Thursday, August 26, 2010

Securities Regulation in Federal States - Help Needed!

I am currently doing some research into the constitutionality of the proposed Canadian federal securities act, and would like to compare our situation with other federal states. I have covered off (I think) Brazil, Germany, Switzerland and the U.S., but would appreciate it if anyone could provide me with information about other countries, In particular, I would like to know if the constitutional basis for regulation at the federal (or state, or both) level. Any assistance will be appreciated and acknowledged.

Thursday, August 19, 2010

IOSCO's Principles for Direct Electronic Access to Markets

IOSCO published its final report on direct electronic access to markets in August. A consultation report on the subject was released in February, 2009. The report may be used by Canadian securities commissions in any examination of issues arising out of direct access.

The report identifies three forms of direct access:

  • Automated order routing through an intermediary's infrastructure, where the direct access customer's order is passed on automatically to a market for booking or execution using the intermediary's member identifier;
  • Sponsored access, where the customer can send orders directly to a marketplace without using the intermediary's infrastructure but using the intermediary's member identifier; and
  • Direct access, where a customer enters orders on a marketplace directly using its own (or the market's) infrastructure using an identifier for that customer. These market participants must enter into a clearing agreement with a member of the market's clearing agency.

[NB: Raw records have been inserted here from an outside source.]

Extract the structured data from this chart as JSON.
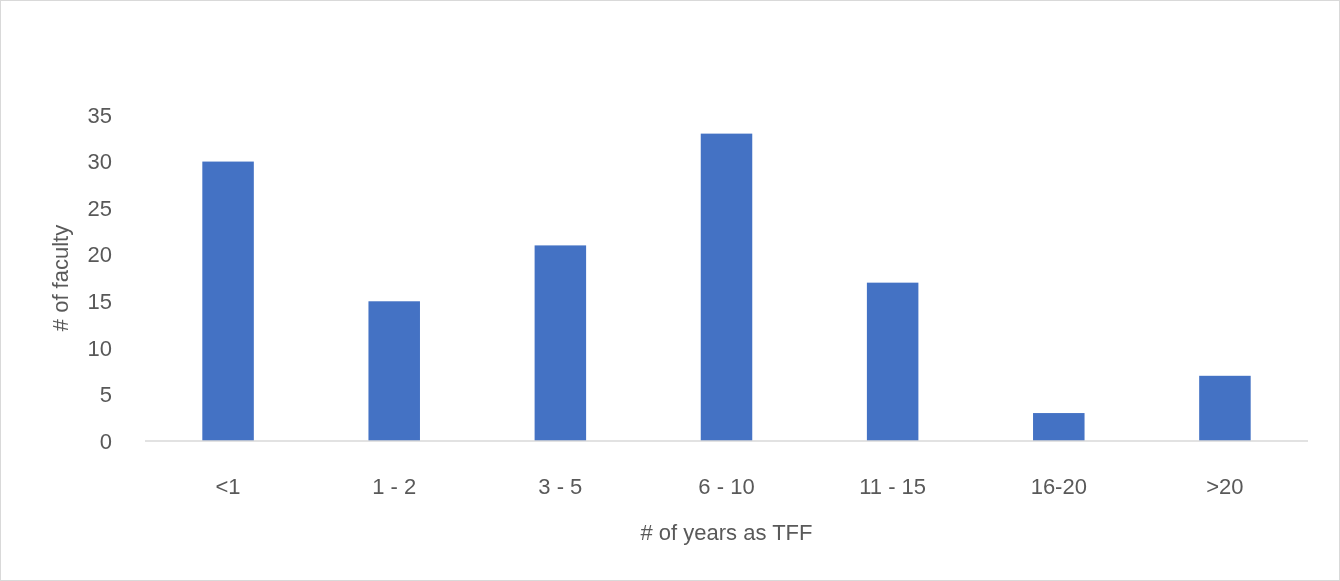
{
  "chart_data": {
    "type": "bar",
    "xlabel": "# of years as TFF",
    "ylabel": "# of faculty",
    "categories": [
      "<1",
      "1 - 2",
      "3 - 5",
      "6 - 10",
      "11 - 15",
      "16-20",
      ">20"
    ],
    "values": [
      30,
      15,
      21,
      33,
      17,
      3,
      7
    ],
    "color": "#4472c4",
    "ylim": [
      0,
      35
    ],
    "yticks": [
      0,
      5,
      10,
      15,
      20,
      25,
      30,
      35
    ],
    "grid": false
  }
}
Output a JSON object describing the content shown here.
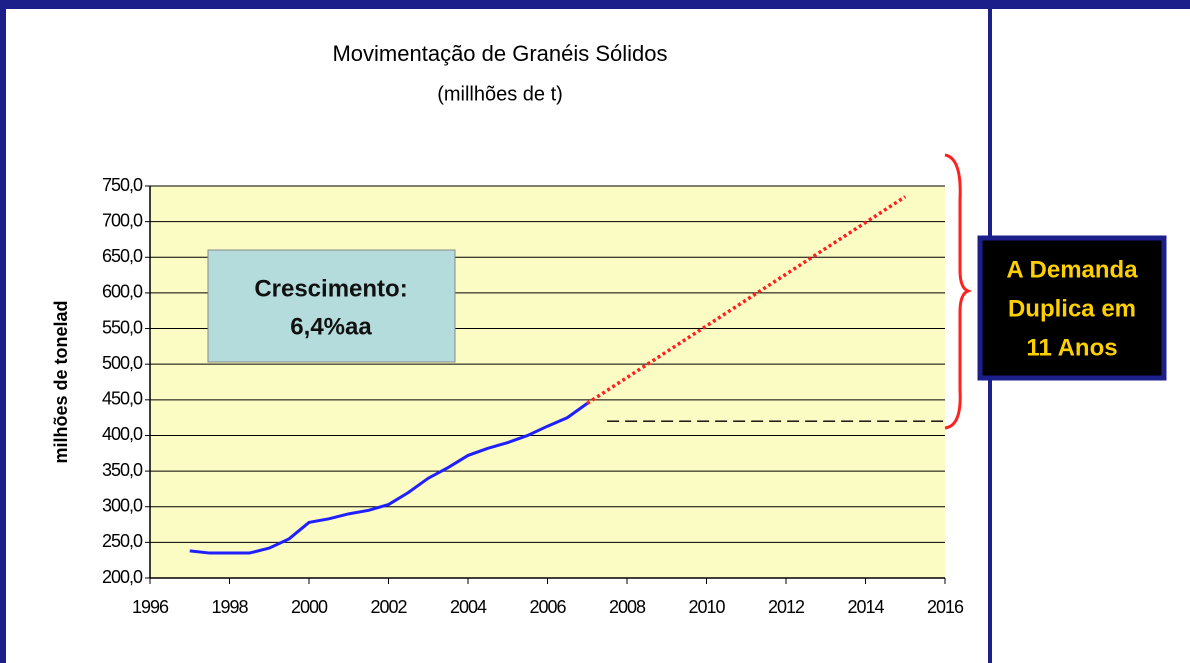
{
  "chart_data": {
    "type": "line",
    "title": "Movimentação de Granéis Sólidos",
    "subtitle": "(millhões de t)",
    "y_label": "milhões de tonelad",
    "series": [
      {
        "color": "#1f1fff",
        "style": "solid",
        "x": [
          1997,
          1997.5,
          1998,
          1998.5,
          1999,
          1999.5,
          2000,
          2000.5,
          2001,
          2001.5,
          2002,
          2002.5,
          2003,
          2003.5,
          2004,
          2004.5,
          2005,
          2005.5,
          2006,
          2006.5,
          2007
        ],
        "values": [
          238,
          235,
          235,
          235,
          242,
          255,
          278,
          283,
          290,
          295,
          303,
          320,
          340,
          355,
          372,
          382,
          390,
          400,
          413,
          425,
          445
        ]
      },
      {
        "color": "#ff1f1f",
        "style": "dotted",
        "x": [
          2007,
          2015
        ],
        "values": [
          445,
          735
        ]
      }
    ],
    "reference_line": {
      "y": 420,
      "x": [
        2007.5,
        2016
      ]
    },
    "xlim": [
      1996,
      2016
    ],
    "xticks": [
      1996,
      1998,
      2000,
      2002,
      2004,
      2006,
      2008,
      2010,
      2012,
      2014,
      2016
    ],
    "ylim": [
      200,
      750
    ],
    "yticks": [
      {
        "value": 200,
        "label": "200,0"
      },
      {
        "value": 250,
        "label": "250,0"
      },
      {
        "value": 300,
        "label": "300,0"
      },
      {
        "value": 350,
        "label": "350,0"
      },
      {
        "value": 400,
        "label": "400,0"
      },
      {
        "value": 450,
        "label": "450,0"
      },
      {
        "value": 500,
        "label": "500,0"
      },
      {
        "value": 550,
        "label": "550,0"
      },
      {
        "value": 600,
        "label": "600,0"
      },
      {
        "value": 650,
        "label": "650,0"
      },
      {
        "value": 700,
        "label": "700,0"
      },
      {
        "value": 750,
        "label": "750,0"
      }
    ],
    "grid": true,
    "annotations": [
      {
        "lines": [
          "Crescimento:",
          "6,4%aa"
        ]
      },
      {
        "lines": [
          "A Demanda",
          "Duplica em",
          "11 Anos"
        ]
      }
    ]
  }
}
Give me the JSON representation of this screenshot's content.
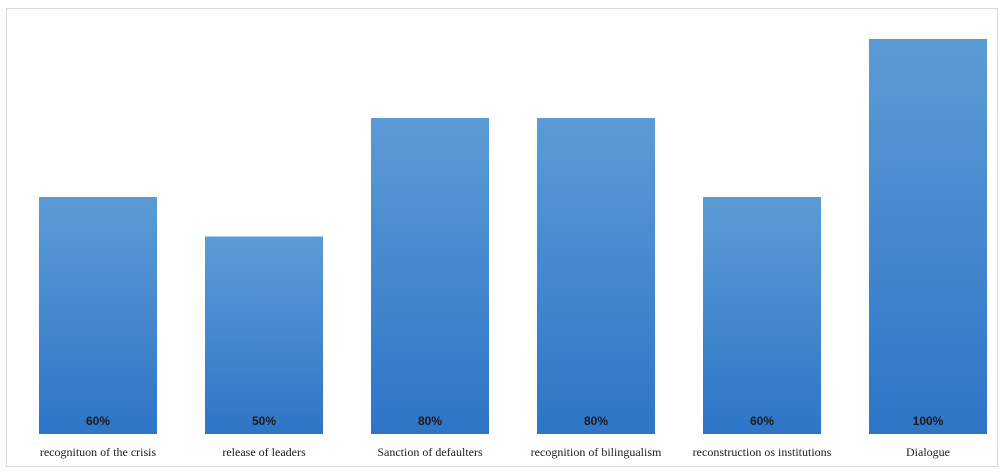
{
  "chart_data": {
    "type": "bar",
    "title": "",
    "xlabel": "",
    "ylabel": "",
    "categories": [
      "recognituon of the crisis",
      "release of leaders",
      "Sanction of defaulters",
      "recognition of bilingualism",
      "reconstruction os institutions",
      "Dialogue"
    ],
    "values": [
      60,
      50,
      80,
      80,
      60,
      100
    ],
    "data_labels": [
      "60%",
      "50%",
      "80%",
      "80%",
      "60%",
      "100%"
    ],
    "ylim": [
      0,
      100
    ],
    "grid": false,
    "legend": "none",
    "colors": {
      "bar_top": "#5b9bd5",
      "bar_bottom": "#2e75c7",
      "frame": "#d9d9d9"
    }
  }
}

The report notes that direct access arrangements pose potentially substantial risk to clearing firms and the market. It states that many markets are concerned that they do not have enforcement jurisdiction over their members' clients, but the report points out that the statutory regulator will have jurisdictions over all participants in its capital markets.

Intermediaries tend to mitigate their direct access risk in three ways:

  • Knowing their customer (e.g. examining regulatory history, creditworthiness);
  • Pre-execution risk controls (identifying problems or anomalies before an order hits the market's trading system or before it is executed); and
  • Post-execution controls.

Pre-execution controls are not as effective or non-existent for sponsored access clients.

The report sets out 8 principles applicable to direct access trading arrangements, grouped in three main categories: pre-conditions for direct access, information flow and adequate systems and controls. These principles are:

  • Minimum Customer Standards: establishing the customer's creditworthiness, knowledge of applicable market rules and ability to comply and ability to correctly use the order entry system.
  • Agreement: The intermediary should have a binding agreement with each customer, tailored to the services to be performed. Marketplaces should consider whether they should have agreements with direct access customers.
  • Rules should clearly spell out that the intermediary is responsible for trades by its direct access customers.
  • Intermediaries should identify direct access customers to markets to assist in surveillance.
  • Markets should provide intermediaries with adequate real time information to enable the intermediaries to institutes effective monitoring and risk assessment controls.
  • Markets should have systems and controls designed to minimize market integrity concerns (e.g. disorderly trading) arising from direct access customers' activities.
  • Intermediaries should have appropriate controls, particularly on a pre-trade bases, to prevent direct access customers from exceeding position or credit limits.
  • Intermediaries and clearing firms should have operations and technical capabilities to manage risks arising from direct access.